I told Hal to drive.
I settled myself on Sandy’s lap, and my cousin roared out of the parking lot, tires squealing.
“Where to?” he asked.
“We’ve got to
go tell the police about the gun.”
Sandy wrapped his arms around me and nuzzled my neck. “Oh, I wouldn’t worry too much about the gun, Laura.”
I hunched my shoulders, twisting around to face him. I was in no mood to be nuzzled. “I lost the damn thing, Sandy. It was in my house last night, and there’s a good chance it ended up killing Bean. And who the hell knows where it is now?”
Sandy smiled lazily. He looked sleepy, but then, he usually did. “Nothing you tell the cops is going to help them find that gun. Comes right down to it, you don’t know when it left, who it left with, or where it went … much less if it’s the same gun that killed Bean. And when the police do find it, how’s it going to help anybody, knowing you had it in your—”

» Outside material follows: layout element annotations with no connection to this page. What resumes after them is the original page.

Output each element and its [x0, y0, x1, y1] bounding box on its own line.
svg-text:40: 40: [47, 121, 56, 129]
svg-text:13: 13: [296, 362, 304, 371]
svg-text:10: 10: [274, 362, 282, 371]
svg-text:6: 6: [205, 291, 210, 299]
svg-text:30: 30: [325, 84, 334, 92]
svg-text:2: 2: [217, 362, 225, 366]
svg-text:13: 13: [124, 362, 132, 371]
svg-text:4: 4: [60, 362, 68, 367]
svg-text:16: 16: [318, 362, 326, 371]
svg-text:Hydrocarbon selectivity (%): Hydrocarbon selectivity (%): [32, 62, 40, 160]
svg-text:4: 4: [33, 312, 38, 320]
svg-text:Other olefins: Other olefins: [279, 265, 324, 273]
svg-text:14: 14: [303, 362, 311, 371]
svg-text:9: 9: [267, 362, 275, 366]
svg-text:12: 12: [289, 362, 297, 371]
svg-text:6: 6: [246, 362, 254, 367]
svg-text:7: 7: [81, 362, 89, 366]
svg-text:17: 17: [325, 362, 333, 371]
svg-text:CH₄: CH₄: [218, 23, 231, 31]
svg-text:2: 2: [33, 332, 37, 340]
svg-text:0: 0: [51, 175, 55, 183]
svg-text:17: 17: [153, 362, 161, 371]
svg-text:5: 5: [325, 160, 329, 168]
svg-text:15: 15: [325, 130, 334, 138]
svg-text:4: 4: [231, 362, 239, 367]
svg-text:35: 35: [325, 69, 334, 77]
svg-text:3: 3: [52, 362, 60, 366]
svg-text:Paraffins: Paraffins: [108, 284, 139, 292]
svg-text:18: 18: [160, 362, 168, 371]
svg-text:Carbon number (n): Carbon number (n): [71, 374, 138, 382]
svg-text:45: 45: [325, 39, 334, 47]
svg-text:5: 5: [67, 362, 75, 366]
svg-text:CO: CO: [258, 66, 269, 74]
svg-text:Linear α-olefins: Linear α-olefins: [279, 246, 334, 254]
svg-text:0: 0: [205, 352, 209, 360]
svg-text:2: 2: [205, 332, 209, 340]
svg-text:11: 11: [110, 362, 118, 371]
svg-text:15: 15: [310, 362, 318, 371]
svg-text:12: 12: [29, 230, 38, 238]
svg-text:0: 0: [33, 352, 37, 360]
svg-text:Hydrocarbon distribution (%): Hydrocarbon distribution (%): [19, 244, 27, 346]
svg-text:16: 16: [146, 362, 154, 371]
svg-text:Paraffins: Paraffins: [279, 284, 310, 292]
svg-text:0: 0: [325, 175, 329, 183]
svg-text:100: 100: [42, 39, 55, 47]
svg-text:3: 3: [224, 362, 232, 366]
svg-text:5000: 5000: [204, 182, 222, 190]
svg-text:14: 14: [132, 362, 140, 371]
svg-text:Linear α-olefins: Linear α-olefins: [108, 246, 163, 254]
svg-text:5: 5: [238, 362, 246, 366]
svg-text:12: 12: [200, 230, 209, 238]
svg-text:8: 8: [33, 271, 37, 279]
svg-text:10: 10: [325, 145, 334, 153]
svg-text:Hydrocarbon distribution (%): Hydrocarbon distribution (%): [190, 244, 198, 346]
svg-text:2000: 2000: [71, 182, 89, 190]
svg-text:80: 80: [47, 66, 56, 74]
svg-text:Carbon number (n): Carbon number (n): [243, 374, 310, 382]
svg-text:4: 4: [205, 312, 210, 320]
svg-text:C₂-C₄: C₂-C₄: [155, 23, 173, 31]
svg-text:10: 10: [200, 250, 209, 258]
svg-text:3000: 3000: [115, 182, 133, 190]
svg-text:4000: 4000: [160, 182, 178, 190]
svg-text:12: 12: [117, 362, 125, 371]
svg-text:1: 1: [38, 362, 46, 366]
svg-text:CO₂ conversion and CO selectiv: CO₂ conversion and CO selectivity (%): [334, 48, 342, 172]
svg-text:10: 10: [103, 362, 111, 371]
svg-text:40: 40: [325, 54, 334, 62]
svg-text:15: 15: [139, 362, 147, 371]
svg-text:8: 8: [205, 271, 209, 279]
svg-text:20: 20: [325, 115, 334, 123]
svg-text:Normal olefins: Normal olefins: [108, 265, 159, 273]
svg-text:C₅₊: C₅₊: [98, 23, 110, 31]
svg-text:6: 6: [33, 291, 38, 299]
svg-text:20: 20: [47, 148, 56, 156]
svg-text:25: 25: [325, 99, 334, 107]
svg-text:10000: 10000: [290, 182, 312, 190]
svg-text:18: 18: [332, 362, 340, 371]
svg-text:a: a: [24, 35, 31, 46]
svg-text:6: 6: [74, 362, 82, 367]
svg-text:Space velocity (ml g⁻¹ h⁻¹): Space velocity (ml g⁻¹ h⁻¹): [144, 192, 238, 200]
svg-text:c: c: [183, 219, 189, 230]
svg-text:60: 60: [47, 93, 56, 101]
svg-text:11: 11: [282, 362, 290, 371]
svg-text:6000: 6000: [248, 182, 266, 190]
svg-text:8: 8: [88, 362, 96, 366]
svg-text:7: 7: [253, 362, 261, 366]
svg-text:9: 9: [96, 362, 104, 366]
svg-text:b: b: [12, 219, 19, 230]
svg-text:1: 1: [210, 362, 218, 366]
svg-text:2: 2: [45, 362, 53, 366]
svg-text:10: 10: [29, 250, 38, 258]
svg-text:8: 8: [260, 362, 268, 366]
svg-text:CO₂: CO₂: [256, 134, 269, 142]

“It’s got all our fingerprints on it, Sandy. We all handled it last night, me and Hal and Bean and my goddam ex-husband’s girlfriend. If they find it, and I haven’t already—”
“If your fingerprints survived Bean—or whoever— taking that gun and carrying it around, and then survived someone else firing it—” Sandy stroked my hair with a gentle hand. “No, I say forget it. Save yourself the aggravation.”
I settled back into his lap and watched the scenery fly by; extravagantly tangled hillside on one side, waist-high dune grass on the other. A fierce wind chased away the fog, flattening the grass and blowing sand onto the two-lane highway. Hillsdale’s evening (and only) newspaper would call it “a beautiful spring day.”
Maybe Sandy had a point. I didn’t really know anything that could help the homicide investigation. And if I kept my mouth shut, I might avoid the wolves at the state bar.
I glanced at my cousin and found him smiling with ironic amusement. “I wouldn’t get too comfortable, my dear,” he murmured. “I don’t think Kirsten Strindberg would mind seeing you squirm a little, do you?”